Documents provided to the CRA

  1. To “provide records or documents” means to supply such information to an individual. For clarity, “provide” means the documents have to be delivered to and received at a CRA office and does not mean “made available.”
  2. Auditors must respond to the taxpayer once the contemporaneous documentation has been provided. This will be done by issuing an acknowledgement letter. The sole purpose of the acknowledgement letter is to confirm that records or documents have been provided to the CRA. This letter is not in any way a confirmation to the taxpayer that they made reasonable efforts to determine and use arm’s length transfer prices or allocations.
  3. Where the CRA previously requested contemporaneous documentation relevant to transactions entered into in a prior year, and such documentation was provided, it should not be provided again if it is relevant to a current request. However, a request for contemporaneous documentation must still be issued and the documentation must be specifically referenced and described in a written response from the taxpayer to the auditor, within three months after the current request is served.
  4. Documentation provided to the CRA under different circumstances or obligations (such as documentation provided with an APA submission or in a return) is not considered documentation previously provided to the CRA for the purposes of the current request for contemporaneous documentation. However, the CRA does not need the documentation to be provided again, as long as it is specifically referenced and described in a response from the taxpayer to the auditor, within three months after the current request is served.
  5. In both the above situations, the written response from the taxpayer to the current request must state the name of the CRA official (or area) to which the previously requested documentation was provided and the date on which it was provided. If these conditions are met and the documentation does exist, it will then be considered to have been provided within three months after the request for contemporaneous documentation was served.
  6. In accordance with paragraph 247(4)(b) of the Act, taxpayers are still responsible for providing updates made to any contemporaneous documentation they previously submitted with respect to prior audit years.
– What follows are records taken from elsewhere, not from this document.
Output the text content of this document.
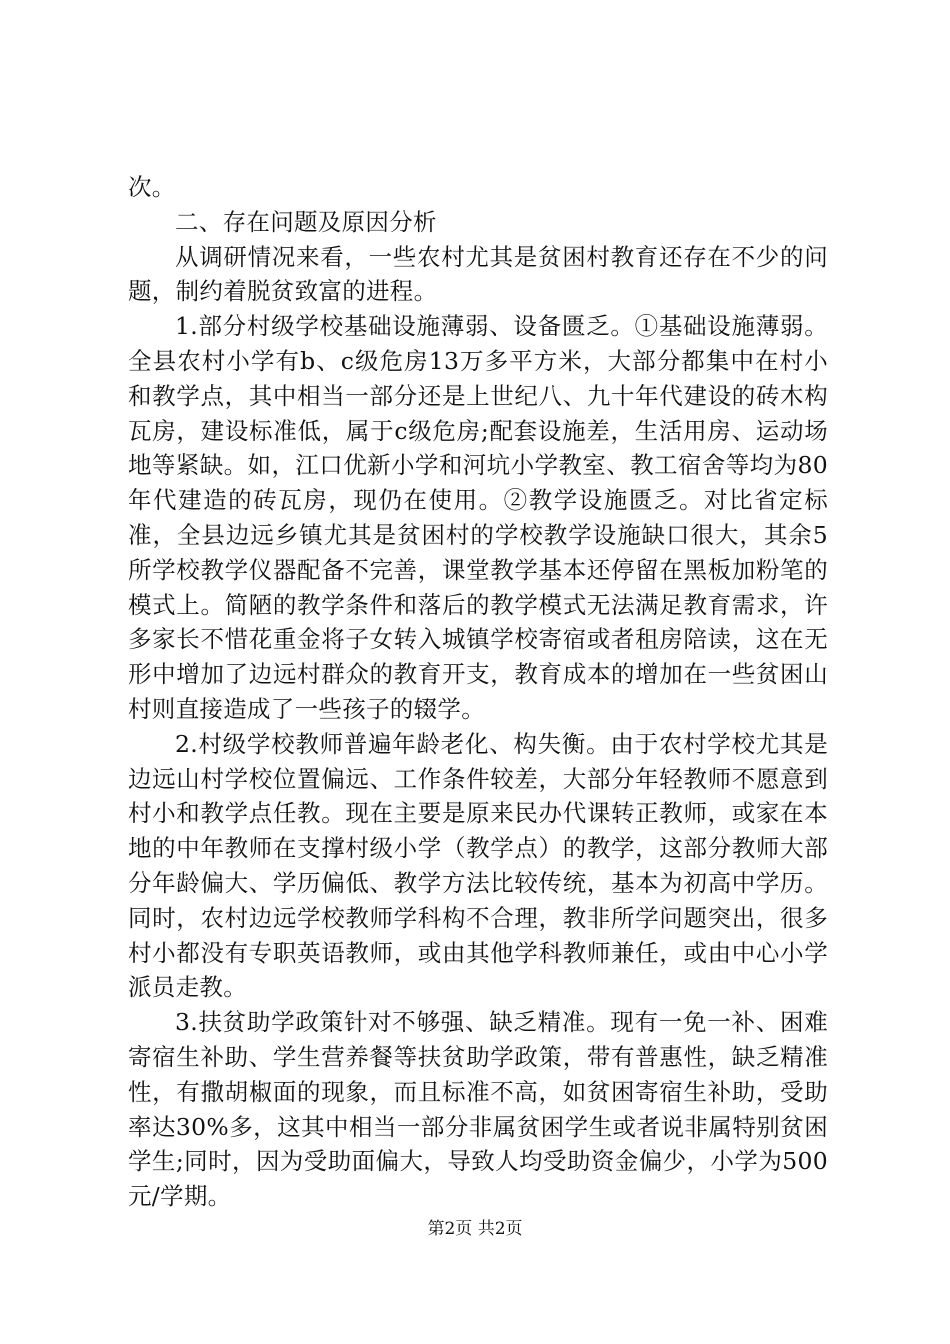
次。

二、存在问题及原因分析

从调研情况来看，一些农村尤其是贫困村教育还存在不少的问题，制约着脱贫致富的进程。

1.部分村级学校基础设施薄弱、设备匮乏。①基础设施薄弱。全县农村小学有b、c级危房13万多平方米，大部分都集中在村小和教学点，其中相当一部分还是上世纪八、九十年代建设的砖木构瓦房，建设标准低，属于c级危房;配套设施差，生活用房、运动场地等紧缺。如，江口优新小学和河坑小学教室、教工宿舍等均为80年代建造的砖瓦房，现仍在使用。②教学设施匮乏。对比省定标准，全县边远乡镇尤其是贫困村的学校教学设施缺口很大，其余5所学校教学仪器配备不完善，课堂教学基本还停留在黑板加粉笔的模式上。简陋的教学条件和落后的教学模式无法满足教育需求，许多家长不惜花重金将子女转入城镇学校寄宿或者租房陪读，这在无形中增加了边远村群众的教育开支，教育成本的增加在一些贫困山村则直接造成了一些孩子的辍学。

2.村级学校教师普遍年龄老化、构失衡。由于农村学校尤其是边远山村学校位置偏远、工作条件较差，大部分年轻教师不愿意到村小和教学点任教。现在主要是原来民办代课转正教师，或家在本地的中年教师在支撑村级小学（教学点）的教学，这部分教师大部分年龄偏大、学历偏低、教学方法比较传统，基本为初高中学历。同时，农村边远学校教师学科构不合理，教非所学问题突出，很多村小都没有专职英语教师，或由其他学科教师兼任，或由中心小学派员走教。

3.扶贫助学政策针对不够强、缺乏精准。现有一免一补、困难寄宿生补助、学生营养餐等扶贫助学政策，带有普惠性，缺乏精准性，有撒胡椒面的现象，而且标准不高，如贫困寄宿生补助，受助率达30%多，这其中相当一部分非属贫困学生或者说非属特别贫困学生;同时，因为受助面偏大，导致人均受助资金偏少，小学为500元/学期。

第2页 共2页
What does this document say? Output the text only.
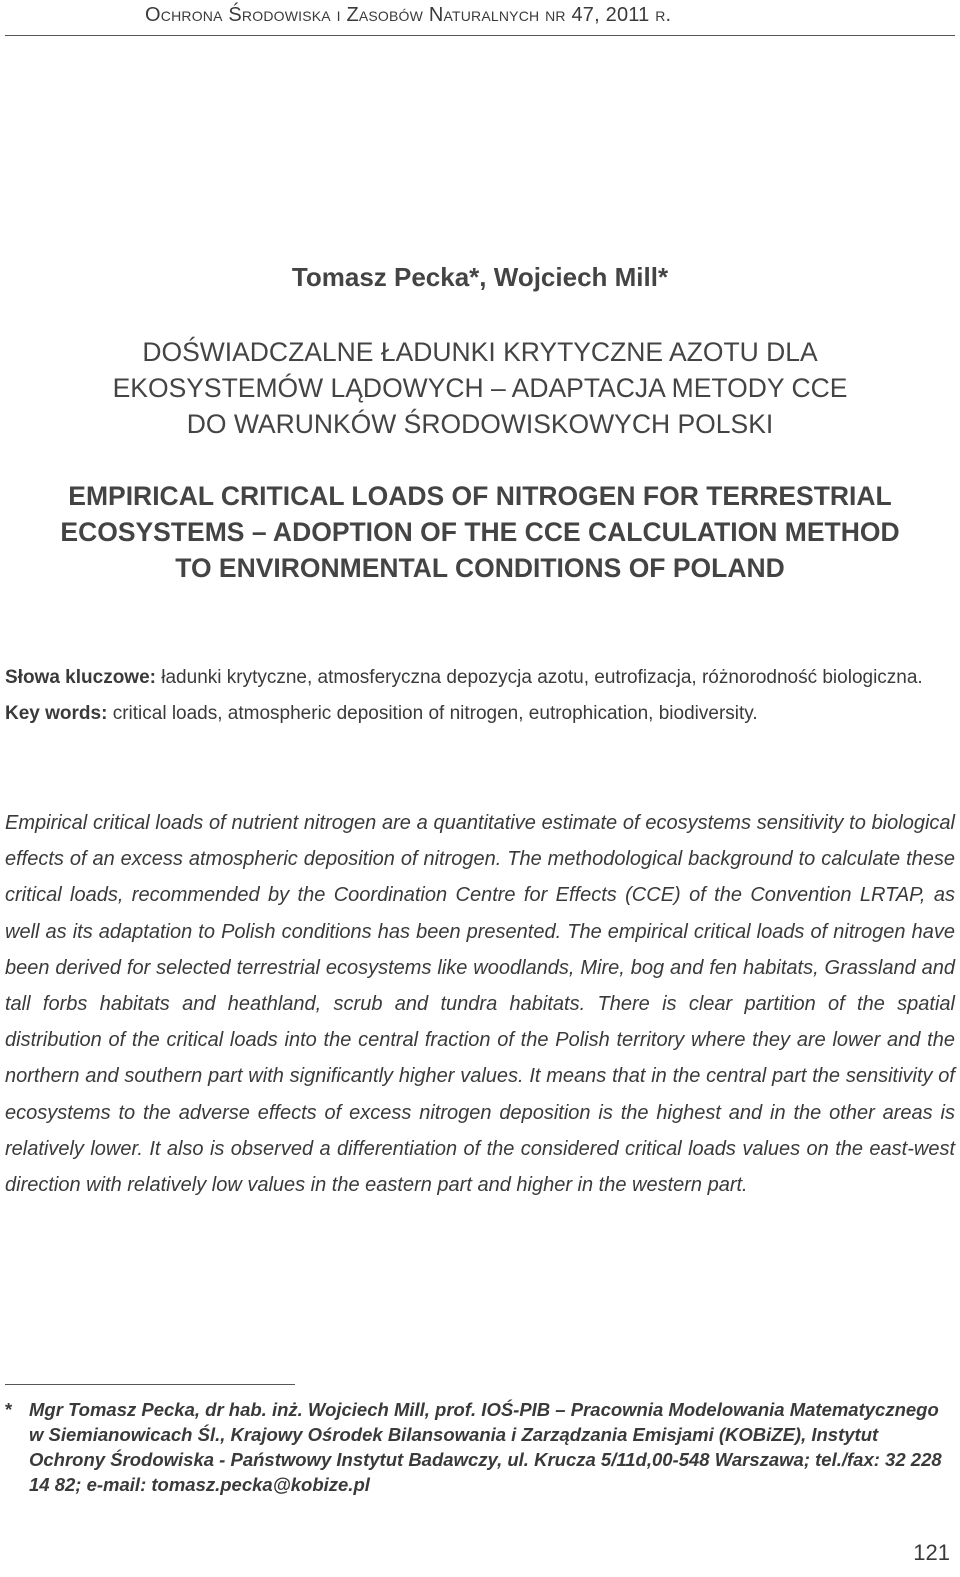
Ochrona Środowiska i Zasobów Naturalnych nr 47, 2011 r.
Tomasz Pecka*, Wojciech Mill*
DOŚWIADCZALNE ŁADUNKI KRYTYCZNE AZOTU DLA
EKOSYSTEMÓW LĄDOWYCH – ADAPTACJA METODY CCE
DO WARUNKÓW ŚRODOWISKOWYCH POLSKI
EMPIRICAL CRITICAL LOADS OF NITROGEN FOR TERRESTRIAL
ECOSYSTEMS – ADOPTION OF THE CCE CALCULATION METHOD
TO ENVIRONMENTAL CONDITIONS OF POLAND

Słowa kluczowe: ładunki krytyczne, atmosferyczna depozycja azotu, eutrofizacja, różnorodność biologiczna.

Key words: critical loads, atmospheric deposition of nitrogen, eutrophication, biodiversity.

Empirical critical loads of nutrient nitrogen are a quantitative estimate of ecosystems sensitivity to biological effects of an excess atmospheric deposition of nitrogen. The methodological background to calculate these critical loads, recommended by the Coordination Centre for Effects (CCE) of the Convention LRTAP, as well as its adaptation to Polish conditions has been presented. The empirical critical loads of nitrogen have been derived for selected terrestrial ecosystems like woodlands, Mire, bog and fen habitats, Grassland and tall forbs habitats and heathland, scrub and tundra habitats. There is clear partition of the spatial distribution of the critical loads into the central fraction of the Polish territory where they are lower and the northern and southern part with significantly higher values. It means that in the central part the sensitivity of ecosystems to the adverse effects of excess nitrogen deposition is the highest and in the other areas is relatively lower. It also is observed a differentiation of the considered critical loads values on the east-west direction with relatively low values in the eastern part and higher in the western part.

* Mgr Tomasz Pecka, dr hab. inż. Wojciech Mill, prof. IOŚ-PIB – Pracownia Modelowania Matematycznego w Siemianowicach Śl., Krajowy Ośrodek Bilansowania i Zarządzania Emisjami (KOBiZE), Instytut Ochrony Środowiska - Państwowy Instytut Badawczy, ul. Krucza 5/11d,00-548 Warszawa; tel./fax: 32 228 14 82; e-mail: tomasz.pecka@kobize.pl
121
If there have been no material changes, taxpayers must still respond within the three-month period stating that there have been no material changes and give the reasons that support this position.

Reasonable efforts

  1. The contemporaneous documentation referred to in subsection 247(4) of the Act is not an exhaustive list of records and documents required to substantiate that a taxpayer’s transfer pricing complies with the arm’s length principle or that a taxpayer has made reasonable efforts to determine and use arm’s length transfer prices or allocations.Footnote 6 
  2. The TPRC has the mandate of determining whether reasonable efforts have been made. The TPRC bases the determination of reasonable efforts on the facts and circumstances of the taxpayer’s situation. Whether additional documentation is required will depend on the facts and circumstances of the particular transactions under review and, as a result, further requests for information could be made.Footnote 7

Conclusion

  1. The Act is specific as to the requirements regarding contemporaneous documentation. The onus is on the taxpayer to maintain such documentation and provide it to the CRA as requested. Taxpayers must respond to all requests for contemporaneous documentation, even if the information has already been provided to the CRA under different circumstances or obligations.